9月1日、約10万5000人の犠牲者を出した関東大震災から99年が経つ。震災直後のデマによって、多くの朝鮮の人たちが殺害された痛ましい事件、そして、いまも存在する差別について、在日コリアン3世であり、出入国在留管理局(入管)に収容されている人々の支援団体「Save Immigrants Osaka」のメンバーとして活動するチャ・ヨンジ(Jwa Yongjik)が考えた。
僕は在日コリアンが多く住む地域で日本の学校に通って育った。そのため、日本人の友だちもたくさんいたし、在日コリアンの友だちもたくさんいた。子どもの頃に差別を受けた記憶がない。
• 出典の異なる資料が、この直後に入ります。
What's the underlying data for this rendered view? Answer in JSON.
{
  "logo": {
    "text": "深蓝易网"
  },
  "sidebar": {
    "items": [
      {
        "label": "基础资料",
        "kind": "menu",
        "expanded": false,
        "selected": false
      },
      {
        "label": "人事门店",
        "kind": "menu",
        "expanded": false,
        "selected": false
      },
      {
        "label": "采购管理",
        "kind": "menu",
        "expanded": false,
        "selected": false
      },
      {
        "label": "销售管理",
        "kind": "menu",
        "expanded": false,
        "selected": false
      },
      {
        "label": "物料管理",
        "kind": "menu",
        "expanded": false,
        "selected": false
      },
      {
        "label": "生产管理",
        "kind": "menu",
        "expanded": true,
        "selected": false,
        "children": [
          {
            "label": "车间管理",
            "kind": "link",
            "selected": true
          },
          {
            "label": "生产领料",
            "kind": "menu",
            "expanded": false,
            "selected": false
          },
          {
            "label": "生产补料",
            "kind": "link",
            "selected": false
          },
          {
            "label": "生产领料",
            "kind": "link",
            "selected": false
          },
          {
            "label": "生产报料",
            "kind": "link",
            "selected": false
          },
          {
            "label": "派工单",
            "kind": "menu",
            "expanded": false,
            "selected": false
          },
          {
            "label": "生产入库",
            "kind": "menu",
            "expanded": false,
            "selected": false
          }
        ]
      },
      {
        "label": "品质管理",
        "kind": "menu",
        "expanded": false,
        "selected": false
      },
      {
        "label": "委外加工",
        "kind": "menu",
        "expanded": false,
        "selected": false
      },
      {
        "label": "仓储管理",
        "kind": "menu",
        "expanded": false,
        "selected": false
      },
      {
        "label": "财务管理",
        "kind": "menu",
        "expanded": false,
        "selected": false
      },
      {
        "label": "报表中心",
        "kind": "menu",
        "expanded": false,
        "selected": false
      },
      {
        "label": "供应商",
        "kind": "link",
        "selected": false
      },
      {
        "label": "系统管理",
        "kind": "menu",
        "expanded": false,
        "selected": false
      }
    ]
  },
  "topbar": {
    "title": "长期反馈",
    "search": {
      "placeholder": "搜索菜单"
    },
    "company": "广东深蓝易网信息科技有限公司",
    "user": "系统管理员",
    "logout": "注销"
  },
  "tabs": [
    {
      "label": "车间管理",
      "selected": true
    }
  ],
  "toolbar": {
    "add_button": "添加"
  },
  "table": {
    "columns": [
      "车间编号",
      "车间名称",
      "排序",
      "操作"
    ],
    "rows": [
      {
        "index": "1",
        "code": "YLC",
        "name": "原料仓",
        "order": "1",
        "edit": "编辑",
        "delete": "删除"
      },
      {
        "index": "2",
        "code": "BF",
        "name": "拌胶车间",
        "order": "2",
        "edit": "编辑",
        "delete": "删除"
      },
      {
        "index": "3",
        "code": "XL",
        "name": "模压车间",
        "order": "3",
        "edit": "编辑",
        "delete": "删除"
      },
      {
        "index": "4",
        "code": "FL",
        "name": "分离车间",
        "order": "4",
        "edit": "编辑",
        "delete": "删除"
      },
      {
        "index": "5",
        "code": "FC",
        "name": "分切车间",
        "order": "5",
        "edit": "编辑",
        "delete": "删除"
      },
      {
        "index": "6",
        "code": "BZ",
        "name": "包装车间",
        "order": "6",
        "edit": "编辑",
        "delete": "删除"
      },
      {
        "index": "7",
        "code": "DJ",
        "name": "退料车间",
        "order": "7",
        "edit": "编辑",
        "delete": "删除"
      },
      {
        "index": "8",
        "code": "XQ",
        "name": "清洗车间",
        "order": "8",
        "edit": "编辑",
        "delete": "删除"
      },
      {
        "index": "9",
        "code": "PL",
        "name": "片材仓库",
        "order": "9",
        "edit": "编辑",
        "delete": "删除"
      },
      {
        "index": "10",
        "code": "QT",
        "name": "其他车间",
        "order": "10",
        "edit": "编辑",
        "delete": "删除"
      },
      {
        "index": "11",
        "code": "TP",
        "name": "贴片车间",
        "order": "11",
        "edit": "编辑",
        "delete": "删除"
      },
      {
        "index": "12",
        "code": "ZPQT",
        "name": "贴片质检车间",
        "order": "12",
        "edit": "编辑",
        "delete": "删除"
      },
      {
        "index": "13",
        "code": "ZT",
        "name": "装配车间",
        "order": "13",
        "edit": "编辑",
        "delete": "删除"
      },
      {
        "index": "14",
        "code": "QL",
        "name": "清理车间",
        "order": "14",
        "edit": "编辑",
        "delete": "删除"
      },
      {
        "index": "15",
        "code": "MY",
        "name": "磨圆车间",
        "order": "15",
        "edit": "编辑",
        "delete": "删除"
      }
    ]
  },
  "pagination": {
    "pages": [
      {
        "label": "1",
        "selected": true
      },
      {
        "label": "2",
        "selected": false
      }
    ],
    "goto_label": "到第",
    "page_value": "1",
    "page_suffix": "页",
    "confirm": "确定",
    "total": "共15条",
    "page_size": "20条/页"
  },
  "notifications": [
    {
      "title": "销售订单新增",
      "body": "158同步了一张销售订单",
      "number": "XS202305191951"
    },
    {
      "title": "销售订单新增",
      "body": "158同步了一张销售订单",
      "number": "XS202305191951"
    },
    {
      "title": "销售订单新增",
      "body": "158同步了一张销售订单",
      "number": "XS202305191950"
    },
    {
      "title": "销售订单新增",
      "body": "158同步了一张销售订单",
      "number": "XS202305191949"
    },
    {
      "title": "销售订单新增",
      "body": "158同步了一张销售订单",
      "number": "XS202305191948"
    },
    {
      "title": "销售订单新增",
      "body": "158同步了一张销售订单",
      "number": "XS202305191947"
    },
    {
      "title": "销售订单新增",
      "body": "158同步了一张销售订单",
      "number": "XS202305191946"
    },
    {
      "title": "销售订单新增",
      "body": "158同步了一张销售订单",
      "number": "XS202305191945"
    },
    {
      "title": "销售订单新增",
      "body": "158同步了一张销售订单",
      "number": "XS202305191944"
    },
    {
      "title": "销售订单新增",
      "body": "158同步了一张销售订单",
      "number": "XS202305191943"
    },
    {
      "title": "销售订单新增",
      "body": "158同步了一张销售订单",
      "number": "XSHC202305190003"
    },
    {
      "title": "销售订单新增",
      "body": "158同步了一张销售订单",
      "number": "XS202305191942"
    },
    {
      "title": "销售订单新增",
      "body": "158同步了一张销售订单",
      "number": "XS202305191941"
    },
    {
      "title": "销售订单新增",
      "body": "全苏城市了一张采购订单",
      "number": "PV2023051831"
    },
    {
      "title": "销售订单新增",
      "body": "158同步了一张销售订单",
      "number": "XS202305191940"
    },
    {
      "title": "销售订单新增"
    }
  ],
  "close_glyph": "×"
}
そんなこともあってか、自分が朝鮮人であるということにあまり関心がなかった。どうでもいいことだった。どちらかというと貧しい家庭だったので、子どもに民族的な教育をする余裕がなかったのか、それとも、大人になって興味をもったときに自分で勉強すればいいと、親が思っていたのか、家庭で自らの歴史について教えられることもなかった。
だから、在日コリアンが日本にいる歴史的な背景も、韓国籍と朝鮮籍の違いも、在日コリアンにたいする、外国人登録法に基づく強制的な指紋押捺制度も、在日コリアンが年金に加入できなかったことも、在日朝鮮人を韓国へ強制送還させるための「大村収容所」も、関東大震災時の朝鮮人の虐殺も、これらすべて、自らの歴史について、ひいては、日本の歴史について、ほとんど何も知らずに育った。そんな僕は、2013年に大阪と東京で起きたヘイトスピーチデモをきっかけとして、自らが朝鮮人であることや、在日コリアンの歴史自体に関心をもった。その後、「Save Immigrants Osaka」のメンバーとして、入管に収容されるほかの外国籍住民の支援をするようになる。かれらが日本で置かれた状況を見ると、過去に在日コリアンが経験した困難を同様に経験しているように思えた。日本の人たちが在日コリアン、そして日本の歴史についてしっかりと向き合っていれば、もっとマシな社会になっていたのではないか? 支援をしながらいつもそう思っている。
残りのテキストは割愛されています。